In this exercise, we will explore the concept of term weighting, specifically focusing on Term Frequency (TF) and Term Frequency-Inverse Document Frequency (TF-IDF). These are fundamental concepts in text mining and natural language processing, used to quantify the importance of terms in a document.

Document by Term Matrix

Consider the following document by term matrix from the lecture slides. This matrix represents the frequency of terms (words) in different documents.

dtm <- matrix(c(0,1,3,0,2,2,2,0,2,0,0,0,6,0,6,0,8,7,8,7), ncol=5)
colnames(dtm) <- c("Term 1","Term 2","Term 3","Term 4","Term 5")
rownames(dtm) <- c("Doc 1","Doc 2","Doc 3","Doc 4")
dtm

	Term 1	Term 2	Term 3	Term 4	Term 5
Doc 1	0	2	2	6	8
Doc 2	1	2	0	0	7
Doc 3	3	2	0	6	8
Doc 4	0	0	0	0	7

Term Frequency (TF)

The values in the dtm are called weights and are at this point simply the raw frequencies of appearance in a document. The weight of a term t in document d (w_td) equals the term frequency of term t in document d (tf_td). In other words, it’s the count of a specific term in a document.

Term Frequency-Inverse Document Frequency (TF-IDF)

TF-IDF is a statistical measure used to evaluate how important a word is to a document in a collection or corpus. The importance increases proportionally to the number of times a word appears in the document but is offset by the frequency of the word in the corpus.
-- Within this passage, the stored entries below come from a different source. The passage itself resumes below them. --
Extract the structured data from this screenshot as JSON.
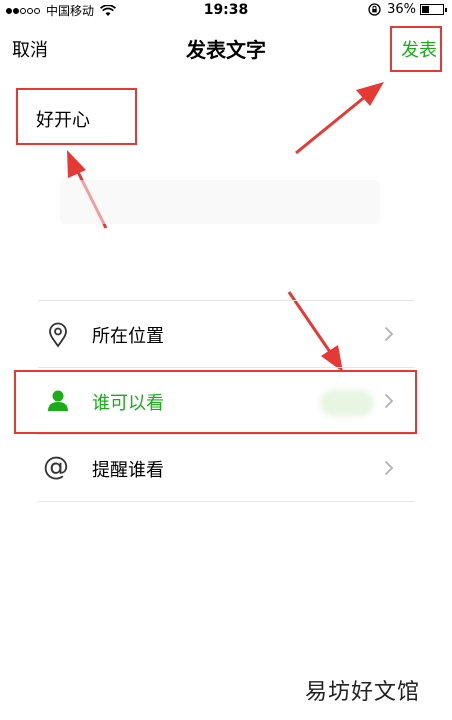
{
  "status_bar": {
    "carrier": "中国移动",
    "time": "19:38",
    "battery": "36%",
    "battery_level_percent": 36
  },
  "nav": {
    "cancel_label": "取消",
    "title": "发表文字",
    "post_label": "发表"
  },
  "compose": {
    "text": "好开心"
  },
  "options": [
    {
      "label": "所在位置",
      "icon": "location-pin-icon"
    },
    {
      "label": "谁可以看",
      "icon": "person-icon"
    },
    {
      "label": "提醒谁看",
      "icon": "at-sign-icon"
    }
  ],
  "watermark": "易坊好文馆",
  "colors": {
    "accent_green": "#1aad19",
    "annotation_red": "#e53935",
    "divider": "#e5e5e5"
  }
}
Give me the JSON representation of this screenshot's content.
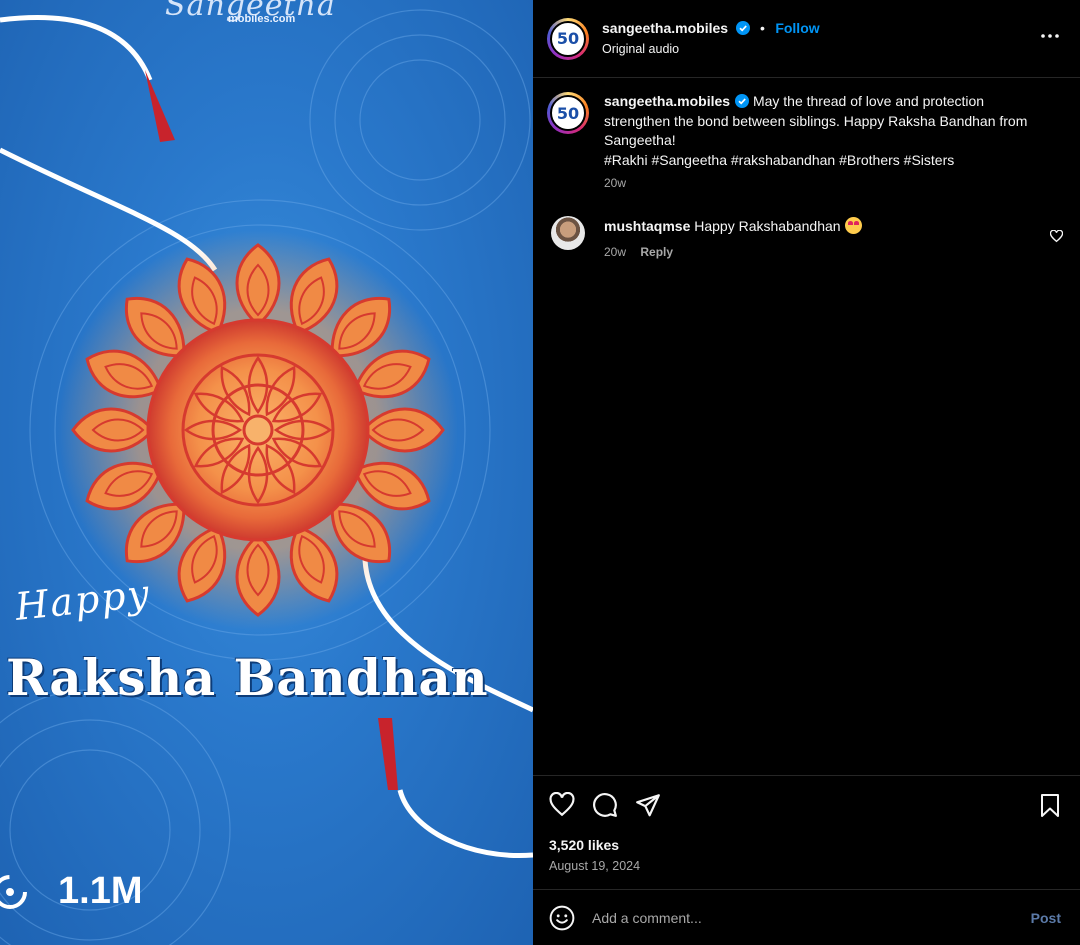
{
  "media": {
    "brand_logo": "Sangeetha",
    "brand_sub": "mobiles.com",
    "greeting_small": "Happy",
    "greeting_big": "Raksha Bandhan",
    "views": "1.1M",
    "bg_color": "#2a79cc",
    "mandala_color": "#f39a4d",
    "mandala_accent": "#d63a2f"
  },
  "header": {
    "avatar_text": "50",
    "username": "sangeetha.mobiles",
    "separator": "•",
    "follow_label": "Follow",
    "audio": "Original audio"
  },
  "caption": {
    "username": "sangeetha.mobiles",
    "text": "May the thread of love and protection strengthen the bond between siblings. Happy Raksha Bandhan from Sangeetha!",
    "hashtags": "#Rakhi #Sangeetha #rakshabandhan #Brothers #Sisters",
    "time": "20w"
  },
  "comments": [
    {
      "username": "mushtaqmse",
      "text": "Happy Rakshabandhan",
      "time": "20w",
      "reply_label": "Reply"
    }
  ],
  "stats": {
    "likes": "3,520 likes",
    "date": "August 19, 2024"
  },
  "composer": {
    "placeholder": "Add a comment...",
    "post_label": "Post"
  },
  "colors": {
    "accent": "#0095f6",
    "panel_bg": "#000000",
    "muted": "#a8a8a8"
  }
}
The TF-IDF weight is the product of two terms: the first computes the normalized Term Frequency (TF), the second term is the Inverse Document Frequency (IDF), computed as the logarithm of the number of the documents in the corpus divided by the number of documents where the specific term appears.

w_td = tf_td * idf_t, with:

tf_td the term frequencies of term t in document d,
idf_t the inverse document frequencies of term t.

The latter equals n/df_t, with:

n the total number of documents (4 in the example above),
df_t the number of documents where term t was present.

Linking back to the example, we notice that:

the first term appears in 2 documents,
the second term appears in 3 documents,
the third term appears in 1 document,
the fourth term appears in 2 documents,
the fifth term appears in 4 documents.

From this data, we would expect that the third term would get the highest idf and that the fifth term would get the lowest idf. This is because the third term is the rarest (appears in the least number of documents) and the fifth term is the most common (appears in the most number of documents). Let’s check this.

Exercise

Calculate the inverse document frequencies (idf) of the five terms in the dtm given above and store it as idf.